But Wells was writing about more than effects of class warfare: he was warning of the consequences of division. Wells told an interviewer that The Time Machine was about "the responsibility of men to mankind. Unless humanity hangs together, unless all strive for the species as a whole, we shall end in disaster."
Though the Eloi and Morlocks may be acting out of instinct at the time the Traveller visits them, they are the descendants of conscious humans who must have chosen to separate, and in a sense collaborated to divide. The winners and losers of their common world divided into different environments which they each reinforced with their own creations, and then they each adapted to the environments they created and accepted.
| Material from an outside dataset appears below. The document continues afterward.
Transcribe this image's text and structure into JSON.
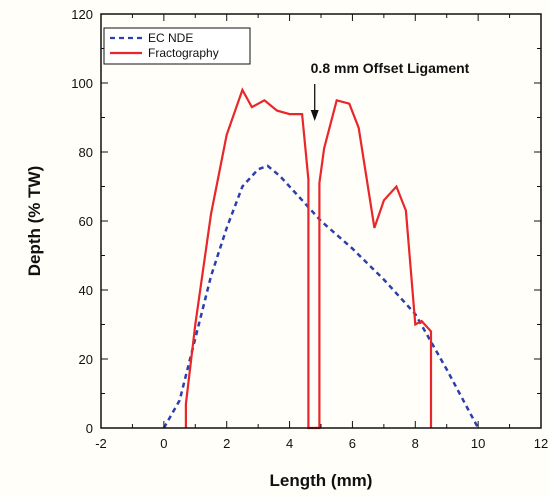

Each species is separate, and both are incomplete. This is the key to Wells' portrayal of them, as simplified and unattractive opposites. Locked in the eternal dark and clanging of machine hell, the morbid, moronic Morlocks are the sketch of death. The Eloi, the cloying elite, are parodies of life and light. The Morlocks are pure evil, the Eloi pure innocence, but neither has the power of demons or angels, or gods of the future. They are satires of parts of humanity and segments of society. And in a sense those parts are interchangeable.
If the Morlocks are satired satans and the Eloi are travesties of angels, the two species define each other. Symbolically as well as symbiotically, without each other they don't exist. And this may be the most savage point Wells makes-the Eloi and Morlock devolved as separate species because humanity divided. On what basis they divided is a secondary point-it might be class, or race, religion or gender. It is all based finally on the dualism of the superior and inferior, of Us and Them.
In Wells' time, social Darwinists seized on evolution as an excuse for cruelty, assuming that in "survival of the fittest," the fittest were the most heartless and brutal. The future that Wells' portrays takes that theory to its ultimate conclusion, by making the Eloi the literal lunchmeat of the Morlocks.
But while Wells (and his mentor Huxley) agreed that natural selection was heartless (which is no longer considered by all evolutionists as true), they both believed that what distinguished human beings was what we call their humanity. Human feeling and ethics repudiate what Huxley called "the gladiatorial theory of existence."
Wells' illustrates this when the Traveller is attacked by Morlocks, and feels great pleasure in killing them. Wells even uses the word "succulent" to describe the sensation of the Morlocks' destruction. But then when the Traveller realizes the Morlocks are helpless, he says "I struck no more of them." And again, when he is mourning the death of Weena (the young Eloi woman who was his companion) and considers revenge ("a massacre of the helpless abominations") he "contains" himself.
Literary critic John Huntington cites these as key examples of how the Traveller's humanity is different from these species: he can exert self-control. "It is his ability-a distinctly human ability-to bridge distinctions, to recognize an area of identity within a difference, that sets him apart...The Time Traveller is able to assert an ethical view in the face of the evolutionary competition that rules the future."
The first of Wells' famous novels, this was the last to be filmed. '>The Time Machine first reached the screen in 1960, produced and directed by George Pal, starring Rod Taylor and Yvette Mimieux. The film story is true to the place and period of Wells' novel: late Victorian England. (The time traveler acquires a name---George---which is the G in HG, as well as Pal's first name.) The film won an Oscar for special effects, and the time travel sequence remains entertaining. The Morlocks are no longer very convincing, but fortunately they aren't around much. Rod Taylor has the looks and bearing to represent the civilized scientist with human values, but he's too American to give the role the very English nuances of Wells' protagonist.
There's also not much left of the social implications. There is the sense of humankind screwing up the future (including nuclear war in the time travel sequence) and Pal's focus on the wonder of time travel, and the disbelief of George's contemporaries, adds at least a little resonance to a kind of living comic book version of the story.
Perhaps ironically, Wells' suggestion of a future in which the workers live as well as work underground, separated from an effete elite who live above, was dramatized very effectively not in this or any version of The Time Machine but in Fritz Lang's masterpiece, "'>Metropolis," which fortunately has been restored and remastered so viewers of the DVD can see the movie that Lang actually made. But even in the older, incomplete versions, the horror of the workers, trudging on and off the elevators, is more effective in the exaggerated Expressionism of Lang's style, than anything in the more realistic treatment of The Time Machine.